While Ben first sees this as good riddance to his browbeating wife and the trouble making Junior, he soon notices signs that Junior is not the monster he appeared. In his drawer is the prune carefully wrapped up and through a series of pictures he drew, he depicts Flo and Big Ben as deformed monsters with hostile surroundings, but depicted Ben as a happy person in a pleasant background, revealing that he really did value him as a father figure all along. Ben, realizing that Junior's behavior was simply a response to how he himself had been treated, and that it has simply been bad luck that he has had to deal with too many cruel and selfish people at such a young age, undertakes a rescue mission to get him back from Beck.

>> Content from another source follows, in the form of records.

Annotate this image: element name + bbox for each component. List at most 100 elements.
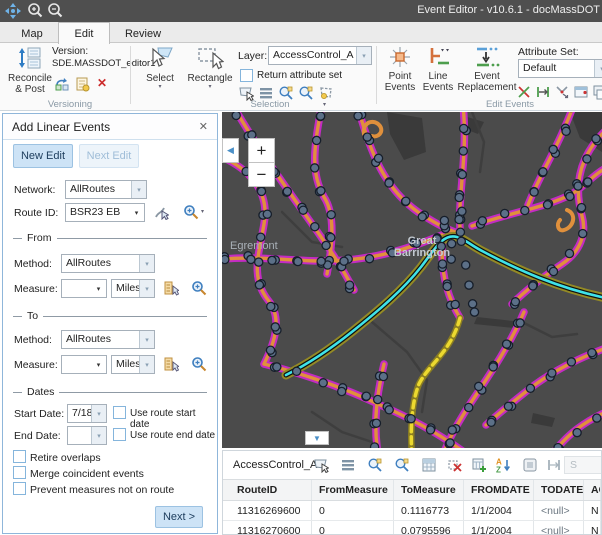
to-measure-arrow-icon[interactable]: ▾ [91,356,106,373]
col-todate[interactable]: TODATE [534,480,584,500]
merge-coincident-events-checkbox[interactable] [13,466,26,479]
to-units-combo[interactable]: Miles ▾ [111,355,155,374]
route-id-arrow-icon[interactable]: ▾ [129,204,144,221]
col-fromdate[interactable]: FROMDATE [464,480,534,500]
to-measure-picker-icon[interactable] [163,356,179,372]
start-date-arrow-icon[interactable]: ▾ [91,405,106,422]
rectangle-button[interactable]: Rectangle ▾ [186,45,234,90]
collapse-panel-button[interactable]: ◀ [222,138,239,163]
map-view[interactable]: Egremont Great Barrington ◀ + − ▼ [222,112,602,448]
line-events-button[interactable]: Line Events [420,45,456,93]
col-routeid[interactable]: RouteID [223,480,312,500]
attribute-set-arrow-icon[interactable]: ▾ [594,60,602,77]
start-date-combo[interactable]: 7/18/ ▾ [67,404,107,423]
table-measure-icon[interactable] [546,457,562,473]
end-date-arrow-icon[interactable]: ▾ [91,427,106,444]
zoom-in-icon[interactable] [26,2,44,20]
network-combo[interactable]: AllRoutes ▾ [65,180,147,199]
return-attribute-set-checkbox[interactable] [240,69,253,82]
point-events-icon [387,45,413,69]
network-arrow-icon[interactable]: ▾ [131,181,146,198]
ribbon: Reconcile & Post Version: SDE.MASSDOT_ed… [0,43,602,111]
route-zoom-icon[interactable] [183,204,199,220]
new-version-icon[interactable] [74,76,90,92]
new-edit-button[interactable]: New Edit [13,144,73,168]
rectangle-dropdown-icon[interactable]: ▾ [208,84,211,90]
from-units-combo[interactable]: Miles ▾ [111,279,155,298]
from-measure-picker-icon[interactable] [163,280,179,296]
prevent-measures-checkbox[interactable] [13,482,26,495]
tab-map[interactable]: Map [8,24,56,43]
reconcile-post-button[interactable]: Reconcile & Post [6,45,54,95]
table-row[interactable]: 11316270600 0 0.0795596 1/1/2004 <null> … [223,521,601,535]
route-id-combo[interactable]: BSR23 EB ▾ [65,203,145,222]
event-attributes-panel-icon[interactable] [573,84,589,100]
tab-review[interactable]: Review [115,24,171,43]
table-zoom-to-selected-icon[interactable] [367,457,383,473]
retire-overlaps-checkbox[interactable] [13,450,26,463]
zoom-out-icon[interactable] [46,2,64,20]
to-method-combo[interactable]: AllRoutes ▾ [61,330,155,349]
event-replacement-button[interactable]: Event Replacement [458,45,516,93]
to-method-value: AllRoutes [62,331,139,348]
table-add-record-icon[interactable] [471,457,487,473]
select-button[interactable]: Select ▾ [138,45,182,90]
layer-combo[interactable]: AccessControl_A ▾ [268,46,372,65]
pan-icon[interactable] [4,2,22,20]
table-clear-selection-icon[interactable] [447,457,463,473]
window-title: Event Editor - v10.6.1 - docMassDOT [417,4,600,16]
map-canvas: Egremont Great Barrington [222,112,602,448]
to-measure-combo[interactable]: ▾ [61,355,107,374]
map-zoom-in-button[interactable]: + [248,138,275,163]
table-search-input[interactable]: S [564,456,602,474]
table-field-calculator-icon[interactable] [421,457,437,473]
panel-close-icon[interactable]: ✕ [199,120,208,133]
next-edit-button[interactable]: Next Edit [79,144,139,168]
table-row[interactable]: 11316269600 0 0.1116773 1/1/2004 <null> … [223,501,601,521]
select-icon [146,45,174,71]
table-report-icon[interactable] [522,457,538,473]
network-value: AllRoutes [66,181,131,198]
to-method-arrow-icon[interactable]: ▾ [139,331,154,348]
version-changes-icon[interactable] [54,76,70,92]
table-sort-icon[interactable]: A Z [495,457,511,473]
route-zoom-dropdown-icon[interactable]: ▾ [201,209,204,215]
tab-edit[interactable]: Edit [58,22,110,44]
town-label-barrington: Barrington [394,247,451,259]
from-measure-zoom-icon[interactable] [191,280,207,296]
table-select-shape-icon[interactable] [313,457,329,473]
copy-attributes-icon[interactable] [592,84,602,100]
use-route-end-date-checkbox[interactable] [113,428,126,441]
col-ac[interactable]: AC [584,480,601,500]
to-units-value: Miles [112,356,139,373]
add-linear-events-panel: Add Linear Events ✕ New Edit Next Edit N… [2,113,218,534]
split-event-icon[interactable] [516,84,532,100]
select-dropdown-icon[interactable]: ▾ [158,84,161,90]
table-pan-to-selected-icon[interactable] [394,457,410,473]
col-tomeasure[interactable]: ToMeasure [394,480,464,500]
from-method-value: AllRoutes [62,255,139,272]
attribute-set-label: Attribute Set: [518,46,579,58]
collapse-table-button[interactable]: ▼ [305,431,329,445]
from-measure-arrow-icon[interactable]: ▾ [91,280,106,297]
layer-combo-arrow-icon[interactable]: ▾ [356,47,371,64]
from-measure-combo[interactable]: ▾ [61,279,107,298]
map-zoom-out-button[interactable]: − [248,162,275,187]
select-route-on-map-icon[interactable] [153,204,169,220]
from-method-combo[interactable]: AllRoutes ▾ [61,254,155,273]
point-events-button[interactable]: Point Events [382,45,418,93]
delete-version-icon[interactable]: ✕ [95,76,109,90]
attribute-set-combo[interactable]: Default ▾ [518,59,602,78]
snap-event-icon[interactable] [554,84,570,100]
to-measure-zoom-icon[interactable] [191,356,207,372]
from-method-arrow-icon[interactable]: ▾ [139,255,154,272]
event-replacement-label-2: Replacement [458,82,517,93]
use-route-start-date-checkbox[interactable] [113,406,126,419]
table-selection-list-icon[interactable] [340,457,356,473]
end-date-combo[interactable]: ▾ [67,426,107,445]
from-units-arrow-icon[interactable]: ▾ [139,280,154,297]
col-frommeasure[interactable]: FromMeasure [312,480,394,500]
to-units-arrow-icon[interactable]: ▾ [139,356,154,373]
measure-event-icon[interactable] [535,84,551,100]
next-button[interactable]: Next > [155,506,203,528]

He then confronts his father (who is preparing to make a TV appearance for his mayoral campaign) to loan him the ransom money. When he callously refuses, Ben activates the camera that puts Big Ben unknowingly on live TV, where he ends up revealing his true nature on the news, even mooning the camera. Afterward, Ben steals his neighbor Roy's car and "Super Dad" hat and goes to rescue Junior.

Ben catches up with Beck and Junior at the circus. Junior is rescued after escaping from Beck through a trapeze act and calls Ben Dad for the first time. Beck drives away, but the Healys are now on his trail. After a collision, Flo (who was stuffed in a suitcase), is thrown into the air and lands in the back of a farm truck loaded with pigs. Beck is arrested, but while being led away, he grabs an officers side arm and fires at Junior, but Ben shields Junior and takes the shot. Thinking Ben is dead, Junior apologizes for all the bad things he did and tells him he will never be naughty again and he loves him. Ben wakes up and tells Junior he loves him, too, and realizes the bullet ricocheted off his good-luck prune he was holding in his pocket. Junior asks Ben if he really believed that he was going to stop misbehaving, but Ben tells Junior he wants him to be himself. Junior then removes his bow tie and throws it over the bridge perhaps as a sign that he has changed his ways not to be like Martin, but be himself. Junior is then carried home by his new father.

The film ends with Flo in the truck looking out from the suitcase, only to be met by the rump of a pig as it defecates, and then the credits roll with the movie's theme song.